Now that Pongu's past the no-jump level in Rally, that plan has changed. APDT Rally doesn't have a lot of jump exercises (there's only one in Level 2 Rally, and I think two or three in Level 3), and they're nowhere near as frequent or difficult as the ones in agility, so I think Pongu can manage them... but to make sure he can do it safely, jump work is officially on our training to-do list.
It'll be a while before we get to the actual jumps, though. For now, we're doing some foundation exercises intended to improve his footwork and body awareness before actually starting any jumps.
The less formal of these exercises is going up the stairs backwards, which was just a little game that Pongu figured out in about three days. He grasped the basic idea almost immediately, as he already knew how to walk backwards on cue, so it was just a matter of transferring that concept to stairs. In the beginning, it was a little clumsy...
...but his skill level improved quickly.
(In this clip I have Crookytail sitting on the stairs to act as a sort of roadblock and force Pongu to target a smaller area on the stairs. Crookytail does not do the backwards stairs thing. He does, however, make a most excellent roadblock.)
We also started doing a Real Exercise, i.e., cavaletti. This concept is stolen wholesale from horse training; cavaletti are used to teach horses how to pace themselves and take jumps. They are also used to train dogs in a very similar fashion.
We started with some makeshift poles (really just our one bar jump, disassembled) lying flat on the floor. I used a sendaway-to-mat and recall to get the dogs moving, and laid out the yoga mat to guide them over the poles instead of around them.
Once they were both comfortable with skipping over the poles on the ground, I raided our recycle bin for empty Coke cans and crushed them down to hold the poles about half an inch off the floor.
I also started varying the arrangements of the poles (as best I could within the obviously small confines of our condo) so that instead of always being in a straight line, there were some curves and angles between the poles as well.

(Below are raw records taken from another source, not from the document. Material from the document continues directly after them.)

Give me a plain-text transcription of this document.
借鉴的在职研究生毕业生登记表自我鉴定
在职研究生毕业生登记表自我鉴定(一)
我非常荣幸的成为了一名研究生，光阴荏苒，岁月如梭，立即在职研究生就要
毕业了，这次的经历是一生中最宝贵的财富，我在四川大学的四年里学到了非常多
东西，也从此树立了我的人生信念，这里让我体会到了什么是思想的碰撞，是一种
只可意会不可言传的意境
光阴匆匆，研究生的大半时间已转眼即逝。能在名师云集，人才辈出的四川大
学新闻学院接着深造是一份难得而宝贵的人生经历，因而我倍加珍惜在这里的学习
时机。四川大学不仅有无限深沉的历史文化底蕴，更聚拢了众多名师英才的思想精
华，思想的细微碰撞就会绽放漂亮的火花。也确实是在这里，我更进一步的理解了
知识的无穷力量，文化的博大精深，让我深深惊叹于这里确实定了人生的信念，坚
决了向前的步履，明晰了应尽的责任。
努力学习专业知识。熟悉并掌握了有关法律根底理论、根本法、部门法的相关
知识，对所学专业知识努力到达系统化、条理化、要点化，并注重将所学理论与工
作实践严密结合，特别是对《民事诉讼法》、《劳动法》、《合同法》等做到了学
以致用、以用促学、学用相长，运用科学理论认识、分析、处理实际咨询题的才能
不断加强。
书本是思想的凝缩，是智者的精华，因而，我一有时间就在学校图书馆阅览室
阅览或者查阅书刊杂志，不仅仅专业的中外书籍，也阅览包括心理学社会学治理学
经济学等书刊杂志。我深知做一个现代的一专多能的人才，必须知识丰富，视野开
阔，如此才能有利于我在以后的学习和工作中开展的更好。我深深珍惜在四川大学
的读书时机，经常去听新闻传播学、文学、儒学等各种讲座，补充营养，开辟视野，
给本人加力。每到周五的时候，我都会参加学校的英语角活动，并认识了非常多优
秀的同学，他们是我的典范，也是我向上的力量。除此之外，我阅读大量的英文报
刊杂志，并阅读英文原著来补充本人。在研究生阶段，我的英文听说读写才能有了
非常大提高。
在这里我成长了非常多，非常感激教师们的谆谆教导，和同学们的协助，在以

At this point both dogs started slowing up a bit and hesitating about going over the poles (mainly because those Coke cans make quite a racket when one of the dogs misses and knocks a pole), so we'll spend a couple of days drilling at this level before moving on to low jumps. Once they're comfortable and even happy about playing the cavaletti game, we'll proceed to the next step. For now, the goal is to build confidence and comfort at this level.
Tonight I'll build some low jumps using the super glamorous and high-tech combination of empty dog food cans, nails, a bag of concrete powder, and some PVC pipes. Aw yeah. It's gonna look so cool.